Par ailleurs, l’élu centriste ne croit pas à la tenue d’élections d’ici février 2015 étant donné qu’il “n’existe aucune force politique nationalement structurée, aucun fichier électoral, ni même aucun recensement”. Aussi, a-t-il continué, “les réalités sont là et l’excès de mots se heurte à l’insuffisance des moyens”.

Sur cette question, Philippe Folliot déplore que “l’ampleur de la situation sur place a été sous-estimée et que les forces militaires dépêchées sur place sont insuffisantes – 2 000 Français et 6 000 Africains de la MISCA, alors que les experts évaluent le besoin à plus de 30 000 soldats – pour stabiliser le pays” et que “la tâche de nos soldats se révèle donc bien plus complexe que nous ne l’avions imaginée, la situation étant de plus en plus intenable”.

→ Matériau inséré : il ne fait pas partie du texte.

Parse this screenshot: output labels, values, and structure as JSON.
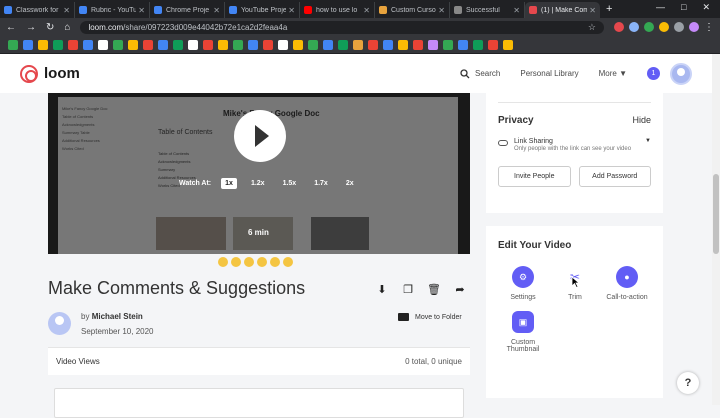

Par ailleurs, le groupe UDI se réjouit évidemment de l’envoi en Centrafrique “d’une force européenne”. Seulement, M. Folliot a estimé qu’”un acte politique fort, dans une opération de cette nature, ne saurait se résumer à un acte symbolique tel que celui-ci, d’autant que cette force serait pour le moment composée en grande partie de Français, de nos amis estoniens et géorgiens ainsi que de quelques éléments roumains et polonais. Mais tous les grands pays européens en sont absents car, en réalité, l’Europe ne nous suit pas”.

Le co-président du groupe écologiste, François de Rugy, a quant à lui insisté, là aussi, sur la faiblesse des moyens engagés. Et de proposer que la France “double” ses “effectifs militaires présents sur  le théâtre centrafricain, en une fois et pour un délai de quatre mois, soit le temps de rotation d’une mission extérieure”. Selon lui, l’envoi de 400 hommes supplémentaires est insuffisant. “Cette tactique d’incrémentation est généralement inopérante dans la mesure où elle contribue à alimenter la résilience des groupes armés et échoue à produire un effet dissuasif massif”, a-t-il fait valoir.

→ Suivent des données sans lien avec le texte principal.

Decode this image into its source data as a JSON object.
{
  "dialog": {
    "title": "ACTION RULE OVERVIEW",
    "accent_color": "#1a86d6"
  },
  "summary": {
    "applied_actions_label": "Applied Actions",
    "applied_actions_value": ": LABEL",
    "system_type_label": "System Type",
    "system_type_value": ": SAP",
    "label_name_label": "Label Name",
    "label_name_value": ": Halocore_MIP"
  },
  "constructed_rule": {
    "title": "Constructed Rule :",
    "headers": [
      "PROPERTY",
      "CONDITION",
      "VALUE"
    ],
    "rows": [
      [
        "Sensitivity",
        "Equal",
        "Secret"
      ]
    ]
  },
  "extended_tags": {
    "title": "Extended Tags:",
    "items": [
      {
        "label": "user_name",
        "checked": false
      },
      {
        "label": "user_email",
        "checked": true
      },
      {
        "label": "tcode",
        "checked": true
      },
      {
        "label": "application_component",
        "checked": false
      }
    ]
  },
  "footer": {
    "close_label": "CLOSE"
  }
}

Enfin, au nom du groupe de la gauche démocrate et républicaine, le député André Chassaigne – qui s’est abstenu – a expliqué que “les parlementaires du Front de gauche refusent de signer un blanc-seing en faveur de l’intervention française” mais que “face à cette situation de chaos”, il n’est pas possible “de retirer nos troupes” et d’”abandonner le peuple centrafricain à son triste sort”.

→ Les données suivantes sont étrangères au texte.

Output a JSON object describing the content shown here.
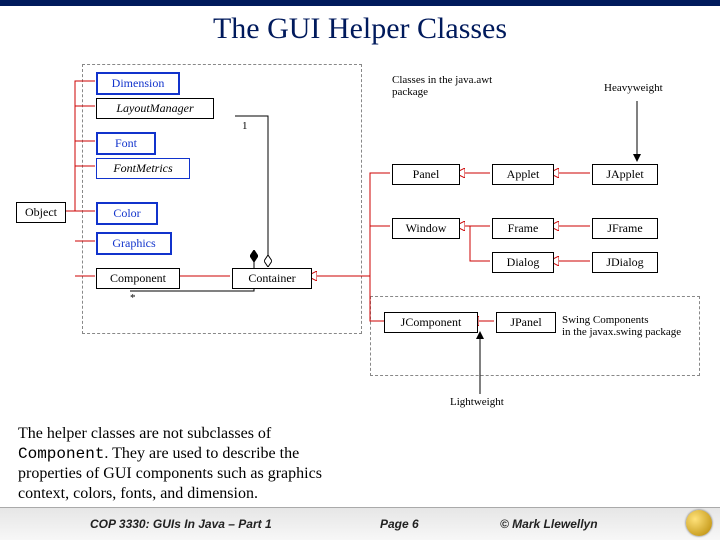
{
  "title": "The GUI Helper Classes",
  "nodes": {
    "object": "Object",
    "dimension": "Dimension",
    "layoutmanager": "LayoutManager",
    "font": "Font",
    "fontmetrics": "FontMetrics",
    "color": "Color",
    "graphics": "Graphics",
    "component": "Component",
    "container": "Container",
    "panel": "Panel",
    "applet": "Applet",
    "japplet": "JApplet",
    "window": "Window",
    "frame": "Frame",
    "jframe": "JFrame",
    "dialog": "Dialog",
    "jdialog": "JDialog",
    "jcomponent": "JComponent",
    "jpanel": "JPanel"
  },
  "labels": {
    "awt_group": "Classes in the java.awt\npackage",
    "heavyweight": "Heavyweight",
    "lightweight": "Lightweight",
    "swing_group": "Swing Components\nin the javax.swing package"
  },
  "multiplicity": {
    "one": "1",
    "star": "*"
  },
  "note": {
    "line1": "The helper classes are not subclasses of ",
    "mono": "Component",
    "line2": ". They are used to describe the properties of GUI components such as graphics context, colors, fonts, and dimension."
  },
  "footer": {
    "course": "COP 3330:  GUIs In Java – Part 1",
    "page": "Page 6",
    "copyright": "© Mark Llewellyn"
  }
}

Au final, les députés ont donc voté la prolongation de l’opération Sangaris, avec 428 voix pour, 14 contre et 21 abstentions, sur 463 votants (ndlr, il y a 577 sièges…). Même chose au Sénat (voir le compte-rendu des débats ici) où l’on compte 328 voix pour et 15 abstentions (il y a 348 sièges au Sénat). Seulement trois sénateurs se sont prononcés contre.